Ein schlechtes Gefühl hinterlässt bereits grundsätzlich die Konstellation David gegen Goliath. Wie einfach ist es für einen mächtigen Apparat, dem genügend Mittel zur Verfügung stehen, eine prekäre Existenz in die Ecke zu drücken, bis sie quietscht, ohne dabei mit der Wimper zu zucken. Auch nur ein Gefühl ist es, dass der Auftraggeber ein gerüttelt Maß an Mitverantwortung trägt für Dinge, die definitiv schiefgelaufen sind, man nun aber alles auf das schwächste Glied in der Kette schiebt, und diesem seine Loyalität nicht nur komplett versagt, sondern es obendrein noch der Öffentlichkeit zum Fraß vorwirft. Gefühlsmäßig unlogisch ist es, wenn der Subunternehmer der Charité, Falko Hennig, die von seiner eigenen Subunternehmerin gegen sein Wissen produzierten Plagiate allein zu verantworten haben soll. Das sind zwei verschiedene Maßstäbe für ein und denselben Fall.

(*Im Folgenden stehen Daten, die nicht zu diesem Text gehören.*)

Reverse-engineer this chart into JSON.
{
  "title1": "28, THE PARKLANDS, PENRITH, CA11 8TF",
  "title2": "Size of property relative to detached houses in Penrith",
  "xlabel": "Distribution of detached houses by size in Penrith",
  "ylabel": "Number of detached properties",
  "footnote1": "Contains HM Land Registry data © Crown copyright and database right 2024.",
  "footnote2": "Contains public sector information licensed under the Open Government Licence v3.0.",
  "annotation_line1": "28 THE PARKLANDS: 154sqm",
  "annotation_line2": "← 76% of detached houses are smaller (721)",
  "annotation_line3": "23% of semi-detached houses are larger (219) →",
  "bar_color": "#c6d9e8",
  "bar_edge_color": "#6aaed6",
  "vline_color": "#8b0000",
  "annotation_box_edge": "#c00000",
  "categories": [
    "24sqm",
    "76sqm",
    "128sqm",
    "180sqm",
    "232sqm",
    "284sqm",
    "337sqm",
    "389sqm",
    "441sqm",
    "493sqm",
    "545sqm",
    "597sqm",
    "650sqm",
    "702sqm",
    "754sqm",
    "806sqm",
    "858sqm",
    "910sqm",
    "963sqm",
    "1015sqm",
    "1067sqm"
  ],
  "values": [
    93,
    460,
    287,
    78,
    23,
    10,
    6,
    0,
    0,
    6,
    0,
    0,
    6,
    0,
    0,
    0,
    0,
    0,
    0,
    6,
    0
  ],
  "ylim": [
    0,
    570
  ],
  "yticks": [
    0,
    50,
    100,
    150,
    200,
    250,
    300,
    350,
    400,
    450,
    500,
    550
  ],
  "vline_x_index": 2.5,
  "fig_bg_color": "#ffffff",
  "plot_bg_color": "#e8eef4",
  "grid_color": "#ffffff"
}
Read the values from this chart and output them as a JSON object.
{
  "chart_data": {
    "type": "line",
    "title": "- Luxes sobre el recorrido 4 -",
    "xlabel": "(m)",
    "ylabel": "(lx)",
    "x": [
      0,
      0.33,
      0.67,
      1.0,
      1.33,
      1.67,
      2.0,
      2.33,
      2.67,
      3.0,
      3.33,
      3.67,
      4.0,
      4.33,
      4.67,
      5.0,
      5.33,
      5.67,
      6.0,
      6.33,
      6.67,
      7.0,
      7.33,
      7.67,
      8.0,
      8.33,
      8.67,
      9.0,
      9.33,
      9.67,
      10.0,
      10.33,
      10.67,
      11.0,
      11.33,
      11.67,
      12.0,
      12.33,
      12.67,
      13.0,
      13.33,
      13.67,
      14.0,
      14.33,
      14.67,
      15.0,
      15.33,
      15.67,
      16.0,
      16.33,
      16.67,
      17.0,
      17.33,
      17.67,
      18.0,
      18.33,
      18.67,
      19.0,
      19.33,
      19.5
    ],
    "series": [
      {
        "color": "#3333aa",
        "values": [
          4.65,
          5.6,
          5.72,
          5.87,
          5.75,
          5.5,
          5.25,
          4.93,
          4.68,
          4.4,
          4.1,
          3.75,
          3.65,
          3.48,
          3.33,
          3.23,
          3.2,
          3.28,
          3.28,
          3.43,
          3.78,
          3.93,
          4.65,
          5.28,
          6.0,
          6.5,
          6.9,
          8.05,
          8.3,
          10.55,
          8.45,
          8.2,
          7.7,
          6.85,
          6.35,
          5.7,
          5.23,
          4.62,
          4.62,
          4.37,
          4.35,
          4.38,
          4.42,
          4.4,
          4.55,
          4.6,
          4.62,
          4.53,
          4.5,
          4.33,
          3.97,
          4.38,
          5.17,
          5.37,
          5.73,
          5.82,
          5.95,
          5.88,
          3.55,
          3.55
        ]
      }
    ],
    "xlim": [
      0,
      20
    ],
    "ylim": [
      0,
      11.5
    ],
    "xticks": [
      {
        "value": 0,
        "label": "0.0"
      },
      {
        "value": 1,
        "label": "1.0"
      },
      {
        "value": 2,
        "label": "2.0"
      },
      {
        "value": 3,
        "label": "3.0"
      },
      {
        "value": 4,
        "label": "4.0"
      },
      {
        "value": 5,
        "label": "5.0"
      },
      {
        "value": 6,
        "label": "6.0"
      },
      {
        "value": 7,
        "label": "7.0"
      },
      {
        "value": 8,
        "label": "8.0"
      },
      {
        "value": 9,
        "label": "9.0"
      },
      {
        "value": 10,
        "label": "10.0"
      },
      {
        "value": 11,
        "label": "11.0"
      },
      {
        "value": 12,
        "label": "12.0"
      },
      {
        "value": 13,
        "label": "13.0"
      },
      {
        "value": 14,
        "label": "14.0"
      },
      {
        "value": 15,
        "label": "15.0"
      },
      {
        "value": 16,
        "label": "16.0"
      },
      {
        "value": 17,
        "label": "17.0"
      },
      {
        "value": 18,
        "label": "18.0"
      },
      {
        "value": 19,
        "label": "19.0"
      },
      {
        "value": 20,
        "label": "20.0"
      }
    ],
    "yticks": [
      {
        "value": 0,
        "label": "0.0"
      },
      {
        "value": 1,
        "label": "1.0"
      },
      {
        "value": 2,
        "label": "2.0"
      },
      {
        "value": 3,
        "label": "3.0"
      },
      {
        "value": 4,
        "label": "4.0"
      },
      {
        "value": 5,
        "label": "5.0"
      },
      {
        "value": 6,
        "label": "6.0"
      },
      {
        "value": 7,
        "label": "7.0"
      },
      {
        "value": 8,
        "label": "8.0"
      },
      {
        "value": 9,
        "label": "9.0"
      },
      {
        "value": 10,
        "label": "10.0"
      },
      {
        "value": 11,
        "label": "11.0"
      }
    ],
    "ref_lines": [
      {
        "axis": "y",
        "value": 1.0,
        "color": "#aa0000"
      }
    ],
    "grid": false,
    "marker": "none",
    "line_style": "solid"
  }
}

Ein komisches Gefühl hinterlässt bei mir im ersten Moment auch der Anwalt dieser Anstalt, dessen Name mir bis dato eher als Advokat der Opfer von Polizeiwillkür geläufig war. Und nun immer auf die Kleinen. Aber erstens ist die Charité kein Mafioso, sondern ein Krankenhaus, das unbestritten Gutes tut, indem es Kranke heilt oder als geheilt entlässt, und zweitens bin ich ein unbedingter Verfechter des wichtigen Rechtsprinzips, dass jedes noch so große Arschloch eine möglichst gute Verteidigung verdient. Außerdem macht er auch nur seinen Job, der traditionell nun mal im Wesentlichen aus Drohgebärden besteht, und in einem gewissen Rahmen bin ich schließlich selber käuflich – den Fuchstraubenfehler, Unkäuflichkeit mit Unverkäuflichkeit zu verwechseln, habe ich nie gemacht. Andernfalls hätte ich nämlich tatsächlich gedacht, er folgte den ausgetretenen Lebenswegen im braunen Morast, die seine Kollegen Otto Schily und Horst Mahler, ehemalige Verteidiger der Linken und verteidigte Linke, vorgespurt haben.

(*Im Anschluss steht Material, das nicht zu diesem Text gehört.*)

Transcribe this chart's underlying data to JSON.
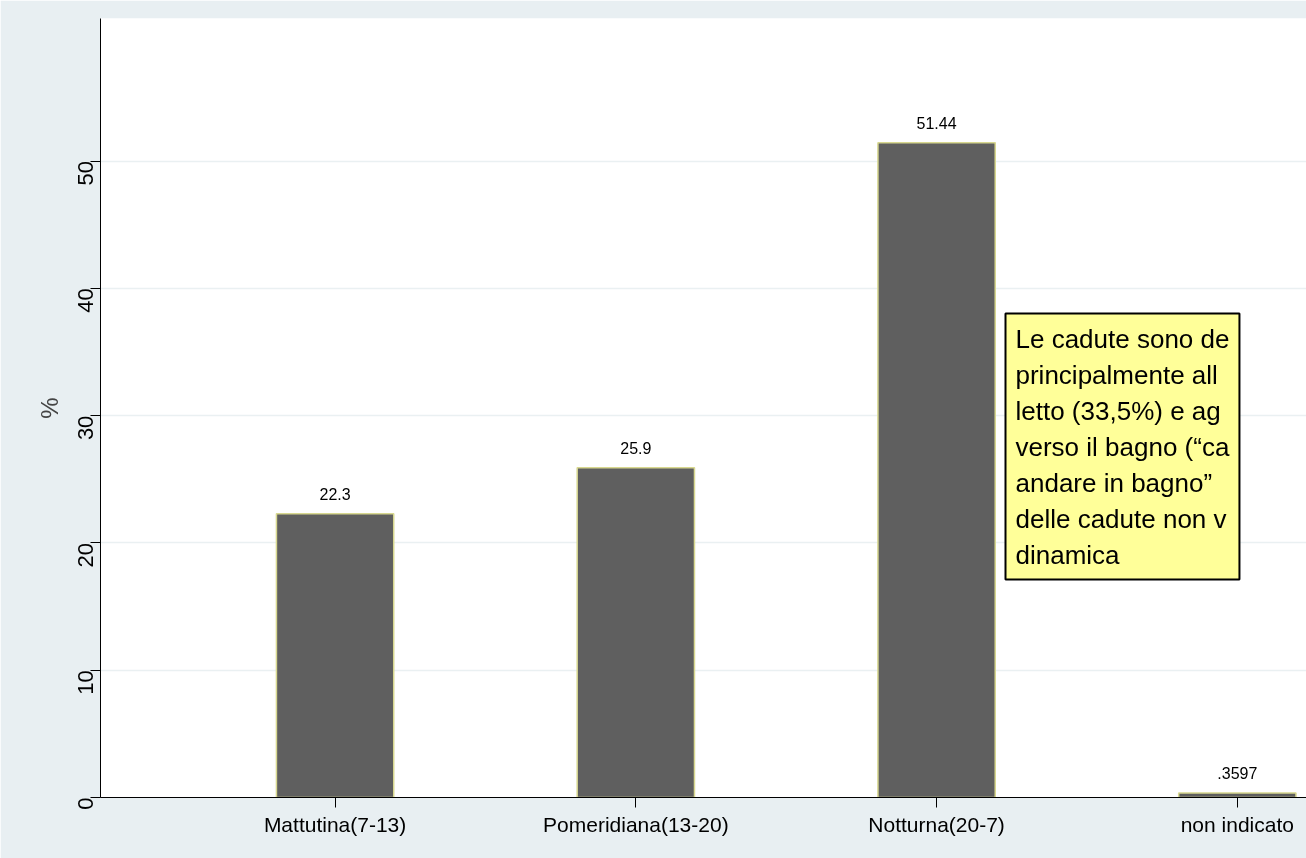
{
  "chart_data": {
    "type": "bar",
    "ylabel": "%",
    "categories": [
      "Mattutina(7-13)",
      "Pomeridiana(13-20)",
      "Notturna(20-7)",
      "non indicato"
    ],
    "values": [
      22.3,
      25.9,
      51.44,
      0.3597
    ],
    "value_labels": [
      "22.3",
      "25.9",
      "51.44",
      ".3597"
    ],
    "color": "#5f5f5f",
    "ylim": [
      0,
      61.2
    ],
    "yticks": [
      0,
      10,
      20,
      30,
      40,
      50
    ],
    "grid": "y",
    "annotations": [
      "Le cadute sono de\nprincipalmente all\nletto (33,5%) e ag\nverso il bagno (“ca\nandare in bagno”\ndelle cadute non v\ndinamica"
    ]
  }
}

Ein komisches Gefühl habe ich ebenfalls, wenn ich die Berliner Zeitung lese, die Eins zu Eins die Gegendarstellung der Charité abpaust (Plagiat!), und ohne Angabe einer Begründung oder auch nur eines einzigen Arguments darüberpinselt: „Die Charité hat Recht“. Die Minsker Journalistenschule nimmt auch Studenten aus dem Ausland.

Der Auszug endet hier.